Show that R is Hausdorff
I have a proof for it
I want to know is there anyway to do it
using set theory alone
For instance the distance between two sets , say U and V the formula is inf{||x-y||,x$\in $U,y$\in$V}
I don’t want to rely on the above too
Any hints would be nice? Thanks
To show that $\Bbb R$ is Hausdorff, you can use different approaches: it is a metric space $(X,d)$ and any metric space is Hausdorff:
Let $x \neq y \in X$. Then $r:=d(x,y)>0$ by properties of the metric. Define $s=\frac{r}{2}>0$. Then $U=B_s(x)$ is an open neighbourhood of $x$ and $V = B_s(y)$ is an open neighbourhood of $y$ and $U \cap V = \emptyset$, for otherwise there would be some $z \in B_s(x) \cap B_s(y)$, so $d(z,x) < s$ and $d(z,y) < s$ and then
$$d(x,y) \le d(x,z) +d(z,y) < s + s =2s = r= d(x,y)$$
which is a contradiction. Hence $(X,d)$ is Hausdorff in the metric topology.

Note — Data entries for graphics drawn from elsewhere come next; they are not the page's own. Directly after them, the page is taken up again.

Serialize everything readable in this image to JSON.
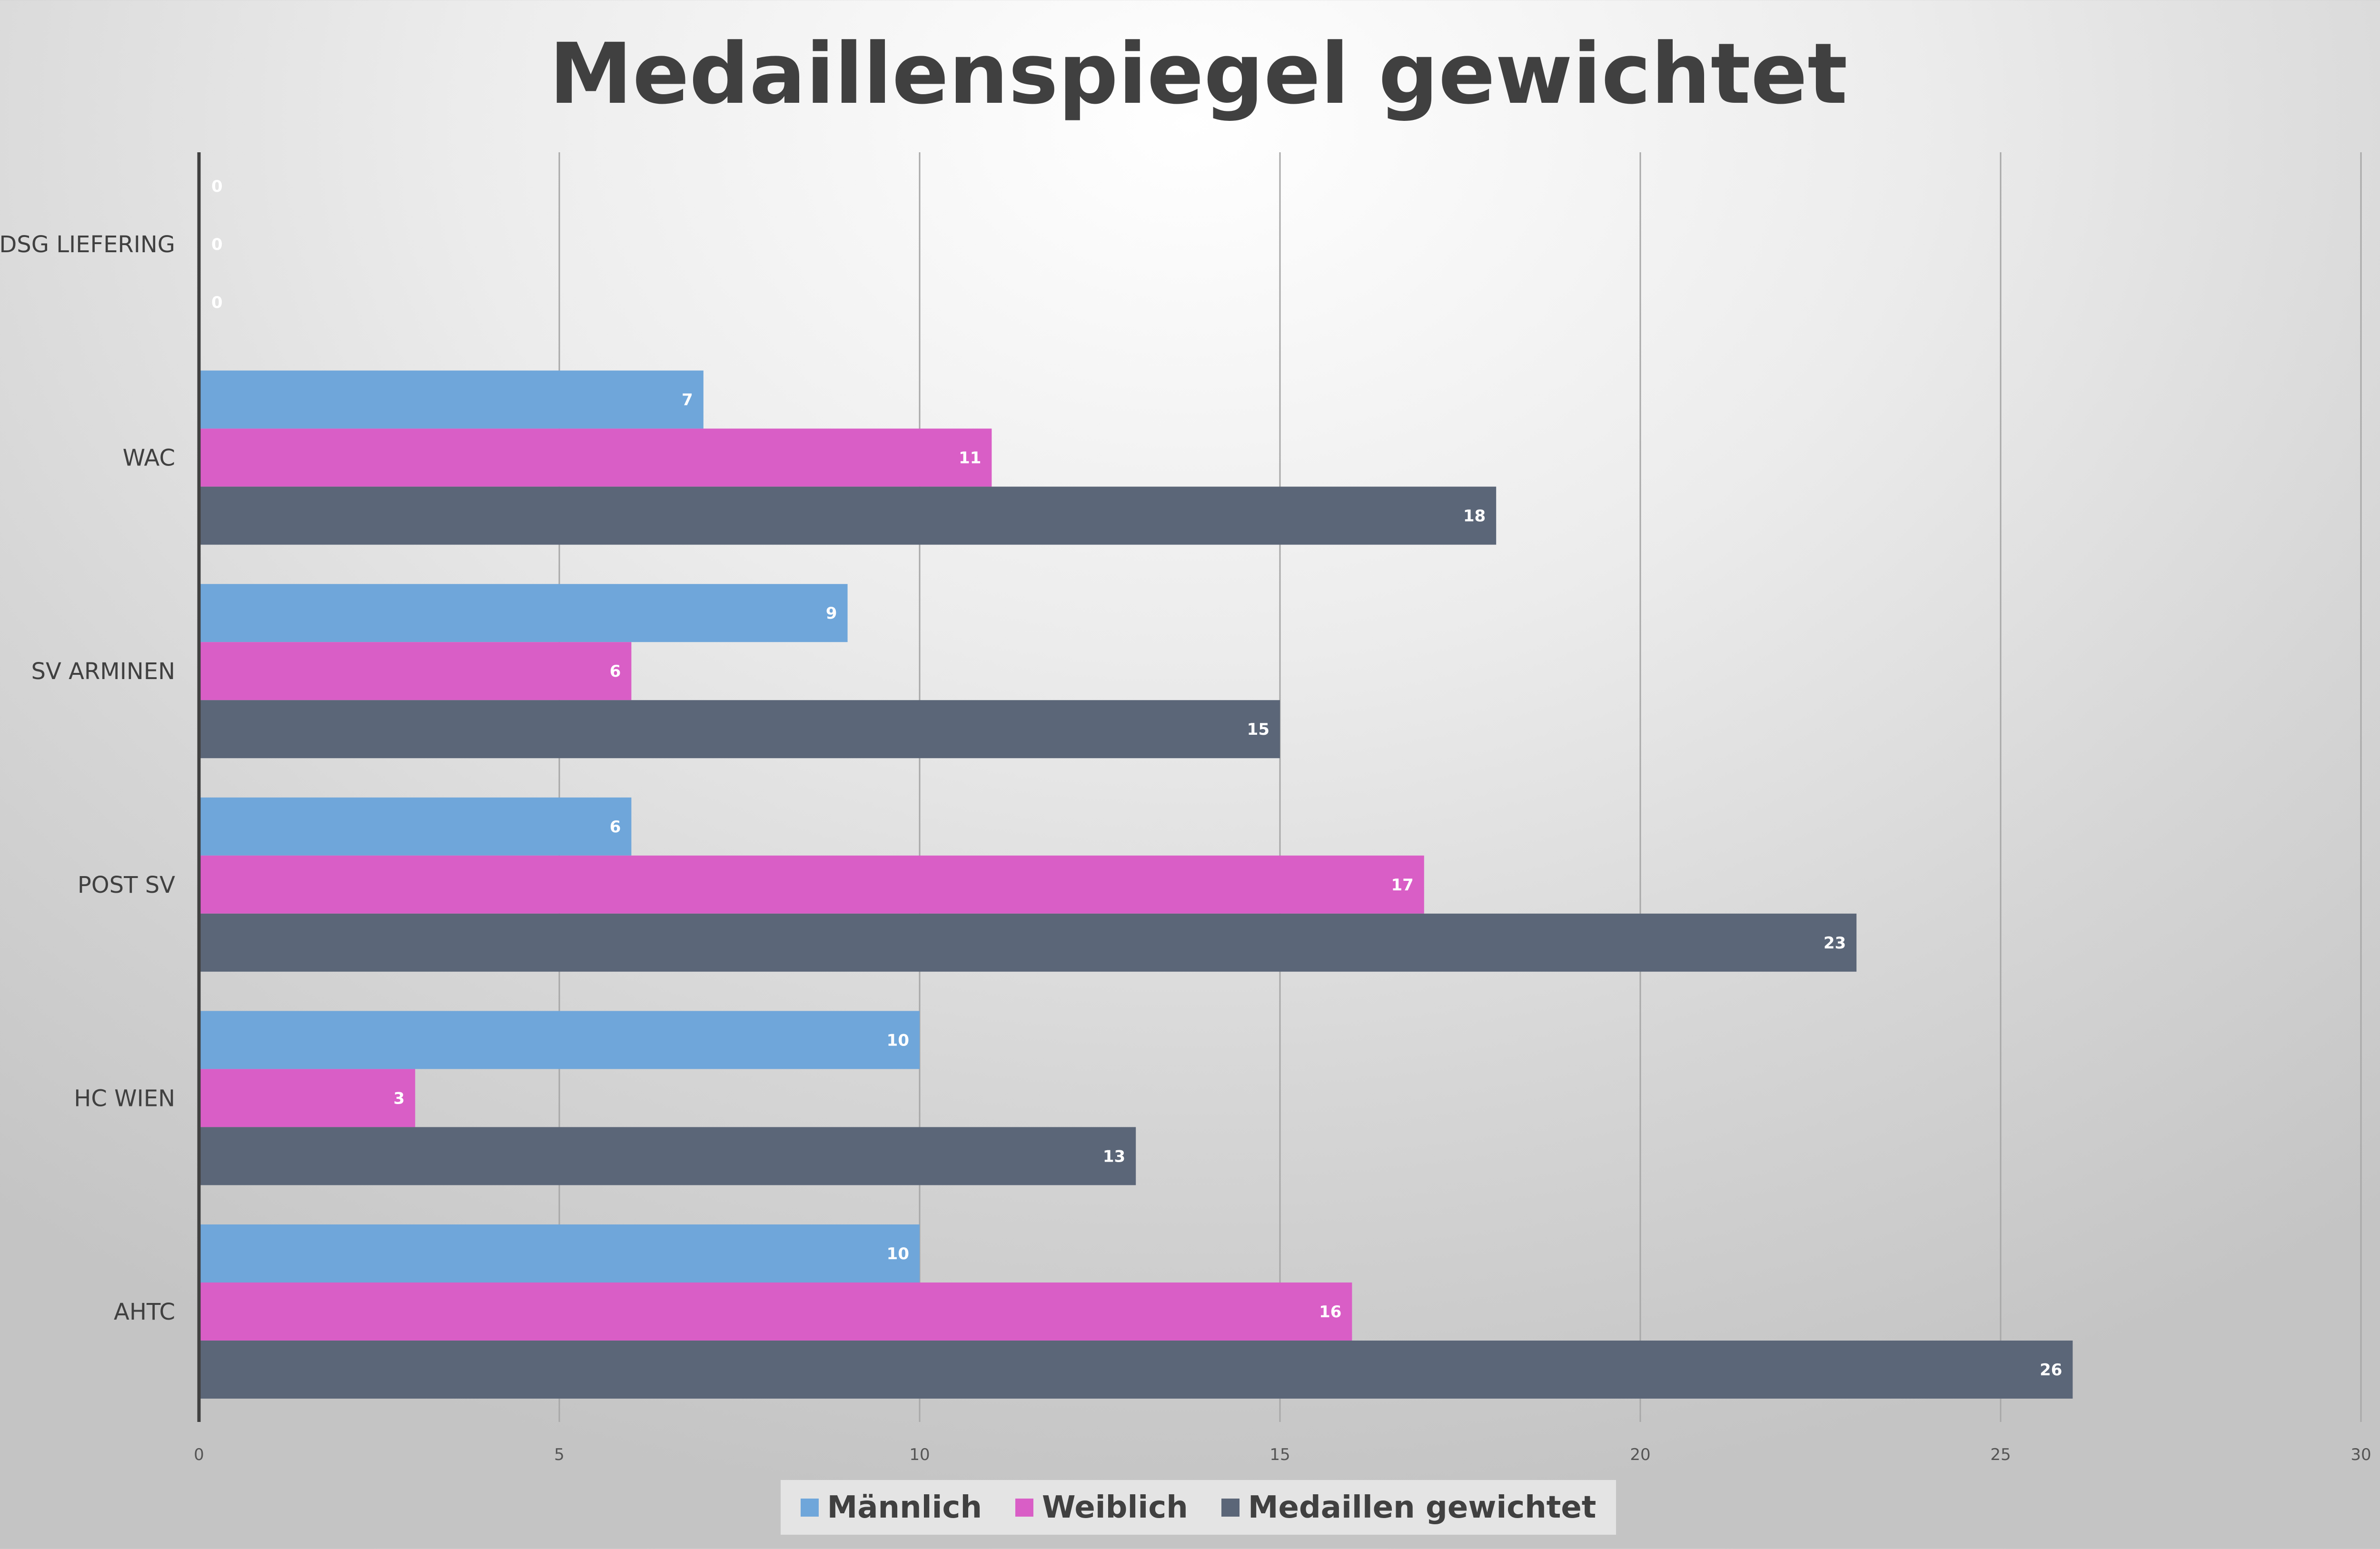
{
  "chart_data": {
    "type": "bar",
    "orientation": "horizontal",
    "title": "Medaillenspiegel gewichtet",
    "xlabel": "",
    "ylabel": "",
    "categories": [
      "DSG LIEFERING",
      "WAC",
      "SV ARMINEN",
      "POST SV",
      "HC WIEN",
      "AHTC"
    ],
    "series": [
      {
        "name": "Männlich",
        "color": "#6fa6da",
        "values": [
          0,
          7,
          9,
          6,
          10,
          10
        ]
      },
      {
        "name": "Weiblich",
        "color": "#d95ec6",
        "values": [
          0,
          11,
          6,
          17,
          3,
          16
        ]
      },
      {
        "name": "Medaillen gewichtet",
        "color": "#5b6678",
        "values": [
          0,
          18,
          15,
          23,
          13,
          26
        ]
      }
    ],
    "xlim": [
      0,
      30
    ],
    "xticks": [
      "0",
      "5",
      "10",
      "15",
      "20",
      "25",
      "30"
    ],
    "grid": true,
    "legend_position": "bottom",
    "data_labels": true
  }
}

Aother approach is to use that the topology on $\Bbb R$ is induced by its linear order: and $(X,<)$ in the order topology is Hausdorff:
Let $x \neq y$ in $X$. WLOG we can assume $x < y$ (or we interchange the roles of $x$ and $y$).
Case 1:if there is some $z \in X$ such that $x < z < y$ (as will be the case in $\Bbb R$ or $\Bbb Q$, e.g.), then $x \in U:=(\leftarrow, z)$ and $y \in V:=(z,\rightarrow)$ are subbasic open in the order topology and $U \cap V = \emptyset$.
Case 2: if no such $z$ exists, we can define $U:=(\leftarrow, y), V := (x, \rightarrow)$ to be difjoint open (sub)basic open neighbourhoods of $x$ resp. $y$.
So we can prove the fact that $\Bbb R$ is Hausdorff on two possible ways to generate the topology on this set, either by metric (which is Morris' preferred way) or by order.